Der Geschichte Kirios wird sich dabei aus verschiedenerlei Perspektive angenähert. Es ist die Einladung an den Leser, besonders jedoch eine der Erzählerin an sich selbst, sich der Freiheit einer unendlichen Vorstellungskraft bedienen zu dürfen: „Für Kirio müsste sie die Grammatik sprengen, neue Wörter und am besten ganz neue Buchstaben erfinden.“ Ihr Angebot ähnelt einer literarisch gefärbten Einführung in die Möglichkeiten der Erzähltheorie: „Ich bin überall zugleich, kenne weder Außen noch Innen.“ Das Plädoyer für den sichtbaren, eingreifenden Erzähler kommt also mit einer Liebeserklärung an die Gestaltungsformen fiktionaler Texte überein. Nur hier reihen sich Uneigentliches und Zufälliges nahtlos zu einem Phantasma aneinander.
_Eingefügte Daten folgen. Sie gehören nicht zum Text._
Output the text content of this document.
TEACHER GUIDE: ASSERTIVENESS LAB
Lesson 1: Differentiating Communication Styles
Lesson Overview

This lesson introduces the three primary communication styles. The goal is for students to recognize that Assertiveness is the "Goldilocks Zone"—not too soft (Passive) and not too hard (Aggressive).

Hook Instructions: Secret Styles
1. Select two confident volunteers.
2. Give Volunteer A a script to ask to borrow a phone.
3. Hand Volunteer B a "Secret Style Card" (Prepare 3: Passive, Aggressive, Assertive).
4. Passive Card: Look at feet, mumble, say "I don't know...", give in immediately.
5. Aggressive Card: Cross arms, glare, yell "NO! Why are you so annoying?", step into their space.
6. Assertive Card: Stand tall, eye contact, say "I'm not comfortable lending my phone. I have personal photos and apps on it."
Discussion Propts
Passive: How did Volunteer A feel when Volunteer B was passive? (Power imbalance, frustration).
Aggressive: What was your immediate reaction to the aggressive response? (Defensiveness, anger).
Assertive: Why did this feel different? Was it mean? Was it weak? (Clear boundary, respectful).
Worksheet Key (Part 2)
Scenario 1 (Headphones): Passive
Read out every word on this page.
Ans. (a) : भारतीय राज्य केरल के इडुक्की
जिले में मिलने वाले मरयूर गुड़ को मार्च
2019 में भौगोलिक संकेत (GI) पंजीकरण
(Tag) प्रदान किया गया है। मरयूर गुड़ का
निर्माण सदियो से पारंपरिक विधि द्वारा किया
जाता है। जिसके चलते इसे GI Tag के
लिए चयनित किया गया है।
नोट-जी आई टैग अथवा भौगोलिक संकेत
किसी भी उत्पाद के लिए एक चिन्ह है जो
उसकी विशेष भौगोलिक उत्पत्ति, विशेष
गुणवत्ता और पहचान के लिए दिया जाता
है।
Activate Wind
Manchmal erinnert dann der leichtfüßig wortgewandte Tonfall in Kirio an Günter Grass oder in jüngerer Zeit an die wild-grotesken Anglizismen und Sprachgebärden Teresa Präauers. Mit der überaus deutlichen und nicht minder reflektierten Präsenz des Erzählerischen hat es Anne Weber – so viel darf behauptet werden – völlig zurecht auf die Shortlist für den Preis der Leipziger Buchmesse geschafft. Neben nur vier weiteren Titeln aus dem Bereich Belletristik dürften ihr hoffentlich gute Chancen auf den ersten Platz eingeräumt werden.

von Marcus Böhm

Anne Weber: Kirio. S. Fischer Verlag: Frankfurt a. M. 2017. 217 S., 20,00 Euro.